In order to avoid the ``false NPIW" problem, GCM is driven by the winter-like North Pacific wind which can separate the Kuroshio around 36N. In this model, a salinity minimum (Modeled-NPIW) appears around 26.8 sigma-theta as is similar to actual NPIW. As examimining Modeled-NPIW formation processes and fully comparing them with observations, NPIW salinity minimum is formed by the Oyashio mixing ratio increasing rapidly, exactly its gradient exceeding ``Critical Gradient", around 26.4--26.7 sigma-theta, and its density is almost determined by the bottom density of this range (then increases to 26.8 sigma-theta by the cabbeling when the Kuroshio/Oyashio mixing). This mixing ratio structure is caused basically by the rapid increase of the Oyashio layer thickness around 26.4--26.8 sigma-theta, resulting from the two factors of the Okhotsk Sea Mode Water (26.8--26.9 sigma-theta) and the winter sea surface density (about 26.5 sigma-theta). The salinity minimum should appear at the less dense layer than the bottom of this rapid increase thickness range by about 0.1 sigma-theta.

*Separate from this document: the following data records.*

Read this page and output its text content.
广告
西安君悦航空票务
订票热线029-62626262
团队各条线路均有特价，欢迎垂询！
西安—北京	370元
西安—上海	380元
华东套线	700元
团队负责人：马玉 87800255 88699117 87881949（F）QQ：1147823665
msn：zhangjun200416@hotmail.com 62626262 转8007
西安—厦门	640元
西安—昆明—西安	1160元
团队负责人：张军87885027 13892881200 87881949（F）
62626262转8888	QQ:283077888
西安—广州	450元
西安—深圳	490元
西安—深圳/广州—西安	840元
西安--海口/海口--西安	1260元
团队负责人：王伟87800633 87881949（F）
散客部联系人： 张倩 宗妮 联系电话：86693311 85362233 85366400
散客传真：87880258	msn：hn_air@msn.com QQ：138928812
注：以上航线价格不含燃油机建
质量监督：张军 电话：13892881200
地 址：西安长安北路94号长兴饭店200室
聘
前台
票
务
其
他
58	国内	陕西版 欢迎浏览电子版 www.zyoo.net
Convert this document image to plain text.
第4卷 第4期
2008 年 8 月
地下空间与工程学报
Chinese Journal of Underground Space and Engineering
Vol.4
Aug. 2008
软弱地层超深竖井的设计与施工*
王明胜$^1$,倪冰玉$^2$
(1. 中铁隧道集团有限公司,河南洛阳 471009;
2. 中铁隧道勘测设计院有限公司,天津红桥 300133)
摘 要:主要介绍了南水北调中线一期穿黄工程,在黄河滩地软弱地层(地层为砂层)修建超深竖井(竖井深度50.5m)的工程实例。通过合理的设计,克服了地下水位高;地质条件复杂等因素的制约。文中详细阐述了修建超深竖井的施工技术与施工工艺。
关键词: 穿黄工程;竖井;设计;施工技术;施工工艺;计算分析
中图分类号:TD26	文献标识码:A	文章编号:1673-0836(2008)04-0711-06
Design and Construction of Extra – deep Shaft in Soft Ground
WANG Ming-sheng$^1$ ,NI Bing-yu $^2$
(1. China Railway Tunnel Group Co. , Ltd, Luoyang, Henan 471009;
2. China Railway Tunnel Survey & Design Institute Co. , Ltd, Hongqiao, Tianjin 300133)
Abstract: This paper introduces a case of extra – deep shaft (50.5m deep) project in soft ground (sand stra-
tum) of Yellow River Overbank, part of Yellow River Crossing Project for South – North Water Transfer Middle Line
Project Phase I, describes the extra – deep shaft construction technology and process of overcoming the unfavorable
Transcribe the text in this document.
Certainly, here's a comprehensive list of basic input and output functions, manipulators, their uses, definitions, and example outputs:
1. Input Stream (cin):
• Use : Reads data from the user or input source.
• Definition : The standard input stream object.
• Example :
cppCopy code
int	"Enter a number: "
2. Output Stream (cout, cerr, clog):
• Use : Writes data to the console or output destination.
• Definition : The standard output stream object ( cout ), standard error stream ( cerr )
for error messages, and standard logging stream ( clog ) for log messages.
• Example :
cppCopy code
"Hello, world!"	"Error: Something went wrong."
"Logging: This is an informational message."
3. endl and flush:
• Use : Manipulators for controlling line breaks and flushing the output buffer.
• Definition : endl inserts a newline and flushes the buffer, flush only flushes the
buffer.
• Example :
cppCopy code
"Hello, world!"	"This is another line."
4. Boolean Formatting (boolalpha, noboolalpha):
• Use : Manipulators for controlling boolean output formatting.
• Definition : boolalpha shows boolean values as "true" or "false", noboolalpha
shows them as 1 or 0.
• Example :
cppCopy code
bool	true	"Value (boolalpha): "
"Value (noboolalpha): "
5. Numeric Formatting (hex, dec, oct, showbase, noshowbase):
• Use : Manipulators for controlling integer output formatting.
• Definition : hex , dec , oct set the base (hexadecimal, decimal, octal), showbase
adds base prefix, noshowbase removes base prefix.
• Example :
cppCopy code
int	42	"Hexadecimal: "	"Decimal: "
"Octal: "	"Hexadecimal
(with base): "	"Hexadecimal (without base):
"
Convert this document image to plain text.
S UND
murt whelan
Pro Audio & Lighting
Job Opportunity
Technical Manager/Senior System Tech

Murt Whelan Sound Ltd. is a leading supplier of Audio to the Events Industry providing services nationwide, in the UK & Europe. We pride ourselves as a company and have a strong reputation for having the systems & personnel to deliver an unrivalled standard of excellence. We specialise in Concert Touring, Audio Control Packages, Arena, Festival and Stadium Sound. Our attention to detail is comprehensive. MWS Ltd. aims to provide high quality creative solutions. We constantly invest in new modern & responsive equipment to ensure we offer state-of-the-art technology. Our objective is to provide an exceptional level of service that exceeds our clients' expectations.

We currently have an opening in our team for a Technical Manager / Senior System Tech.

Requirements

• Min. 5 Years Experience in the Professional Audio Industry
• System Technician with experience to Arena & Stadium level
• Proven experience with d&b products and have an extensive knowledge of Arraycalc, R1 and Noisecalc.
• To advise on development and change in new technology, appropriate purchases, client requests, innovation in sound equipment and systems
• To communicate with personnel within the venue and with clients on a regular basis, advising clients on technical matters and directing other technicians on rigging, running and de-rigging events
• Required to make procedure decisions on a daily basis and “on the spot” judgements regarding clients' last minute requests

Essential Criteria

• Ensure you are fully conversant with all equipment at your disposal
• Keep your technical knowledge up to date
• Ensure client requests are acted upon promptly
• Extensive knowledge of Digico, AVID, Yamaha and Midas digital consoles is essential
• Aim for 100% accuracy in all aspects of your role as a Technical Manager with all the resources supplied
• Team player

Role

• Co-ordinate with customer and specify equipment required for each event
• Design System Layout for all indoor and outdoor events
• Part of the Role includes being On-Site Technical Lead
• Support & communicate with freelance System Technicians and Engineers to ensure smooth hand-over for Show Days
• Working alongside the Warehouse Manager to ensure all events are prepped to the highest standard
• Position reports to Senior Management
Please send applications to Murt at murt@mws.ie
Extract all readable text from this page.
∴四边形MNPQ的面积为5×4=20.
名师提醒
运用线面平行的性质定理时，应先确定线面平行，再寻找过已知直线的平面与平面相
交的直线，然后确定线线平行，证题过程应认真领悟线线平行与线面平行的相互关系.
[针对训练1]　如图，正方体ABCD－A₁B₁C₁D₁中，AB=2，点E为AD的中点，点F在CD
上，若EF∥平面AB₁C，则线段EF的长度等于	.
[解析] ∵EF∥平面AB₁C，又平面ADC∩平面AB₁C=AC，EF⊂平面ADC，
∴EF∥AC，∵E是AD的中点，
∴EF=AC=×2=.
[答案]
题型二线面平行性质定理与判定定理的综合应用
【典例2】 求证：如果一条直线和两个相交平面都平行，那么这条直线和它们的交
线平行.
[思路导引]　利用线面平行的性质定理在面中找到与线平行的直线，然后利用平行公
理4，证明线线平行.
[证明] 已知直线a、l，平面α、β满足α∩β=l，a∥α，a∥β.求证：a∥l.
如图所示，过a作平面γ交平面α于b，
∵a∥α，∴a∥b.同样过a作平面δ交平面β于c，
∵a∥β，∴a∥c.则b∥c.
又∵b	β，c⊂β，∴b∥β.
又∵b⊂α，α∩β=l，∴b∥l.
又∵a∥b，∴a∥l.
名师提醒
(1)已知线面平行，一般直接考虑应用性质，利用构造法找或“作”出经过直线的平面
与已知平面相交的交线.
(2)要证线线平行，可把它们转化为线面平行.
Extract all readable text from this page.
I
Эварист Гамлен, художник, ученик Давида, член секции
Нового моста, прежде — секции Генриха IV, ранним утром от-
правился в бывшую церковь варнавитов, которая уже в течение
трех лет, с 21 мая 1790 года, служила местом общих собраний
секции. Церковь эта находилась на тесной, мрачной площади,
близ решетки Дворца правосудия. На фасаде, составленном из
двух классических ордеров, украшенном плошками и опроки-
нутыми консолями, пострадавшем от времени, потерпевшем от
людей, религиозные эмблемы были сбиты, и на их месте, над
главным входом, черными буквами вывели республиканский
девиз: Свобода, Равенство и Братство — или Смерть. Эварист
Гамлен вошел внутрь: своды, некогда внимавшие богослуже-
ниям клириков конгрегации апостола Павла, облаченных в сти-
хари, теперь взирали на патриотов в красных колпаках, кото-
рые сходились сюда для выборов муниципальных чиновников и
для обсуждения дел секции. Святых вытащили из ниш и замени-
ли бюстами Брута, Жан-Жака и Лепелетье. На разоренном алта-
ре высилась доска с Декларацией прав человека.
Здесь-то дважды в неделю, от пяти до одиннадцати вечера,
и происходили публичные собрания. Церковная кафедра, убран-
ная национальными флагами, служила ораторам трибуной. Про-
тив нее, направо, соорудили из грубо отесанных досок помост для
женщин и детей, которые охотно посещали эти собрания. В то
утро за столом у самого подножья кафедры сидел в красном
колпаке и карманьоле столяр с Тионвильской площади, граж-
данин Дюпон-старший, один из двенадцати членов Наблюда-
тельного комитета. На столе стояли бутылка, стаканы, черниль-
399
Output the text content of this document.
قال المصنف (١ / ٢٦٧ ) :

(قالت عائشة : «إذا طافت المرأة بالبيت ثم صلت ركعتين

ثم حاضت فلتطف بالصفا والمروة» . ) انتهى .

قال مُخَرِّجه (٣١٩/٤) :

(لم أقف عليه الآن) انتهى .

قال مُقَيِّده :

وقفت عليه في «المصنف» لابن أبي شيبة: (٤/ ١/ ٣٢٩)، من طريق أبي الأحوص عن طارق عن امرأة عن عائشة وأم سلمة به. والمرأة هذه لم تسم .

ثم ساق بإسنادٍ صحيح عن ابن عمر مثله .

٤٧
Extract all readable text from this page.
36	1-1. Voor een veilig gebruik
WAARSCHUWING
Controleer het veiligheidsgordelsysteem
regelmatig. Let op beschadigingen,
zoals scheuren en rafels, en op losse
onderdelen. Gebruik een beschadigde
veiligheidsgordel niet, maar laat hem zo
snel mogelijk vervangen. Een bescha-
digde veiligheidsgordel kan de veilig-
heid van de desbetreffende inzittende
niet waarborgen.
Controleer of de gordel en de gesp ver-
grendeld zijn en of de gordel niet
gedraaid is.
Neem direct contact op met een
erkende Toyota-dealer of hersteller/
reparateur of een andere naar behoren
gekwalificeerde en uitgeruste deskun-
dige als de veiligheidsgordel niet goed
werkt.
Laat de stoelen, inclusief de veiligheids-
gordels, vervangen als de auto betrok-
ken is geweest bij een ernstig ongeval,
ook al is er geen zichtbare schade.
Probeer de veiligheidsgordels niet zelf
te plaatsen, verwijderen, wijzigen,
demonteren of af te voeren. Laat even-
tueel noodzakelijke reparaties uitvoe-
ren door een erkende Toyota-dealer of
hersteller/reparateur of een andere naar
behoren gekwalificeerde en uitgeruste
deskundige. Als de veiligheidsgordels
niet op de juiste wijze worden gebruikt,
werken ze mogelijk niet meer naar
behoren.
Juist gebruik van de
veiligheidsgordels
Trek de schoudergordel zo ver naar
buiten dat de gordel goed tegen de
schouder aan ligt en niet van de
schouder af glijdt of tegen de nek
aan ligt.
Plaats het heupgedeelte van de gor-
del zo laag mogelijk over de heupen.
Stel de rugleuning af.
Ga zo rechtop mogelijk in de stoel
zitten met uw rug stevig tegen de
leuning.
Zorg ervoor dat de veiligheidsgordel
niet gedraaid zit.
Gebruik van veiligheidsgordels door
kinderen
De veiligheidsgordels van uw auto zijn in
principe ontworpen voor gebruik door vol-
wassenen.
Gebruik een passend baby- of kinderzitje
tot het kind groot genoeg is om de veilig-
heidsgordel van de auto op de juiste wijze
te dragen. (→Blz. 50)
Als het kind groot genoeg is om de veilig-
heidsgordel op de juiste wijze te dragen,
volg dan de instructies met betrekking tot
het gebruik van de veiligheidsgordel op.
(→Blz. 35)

Examining the Okhotsk contributions with the isopycnal mixing model, NPIW is formed by its layer thickness increase effect primarily, its salinity reduction effect, however, has smaller contribution as the slight increase of NPIW salinity minimum density. Thus the Sea of Okhotsk is ``indispensable'' for NPIW formation rather than ``important'' due to its low potential vorticity water source.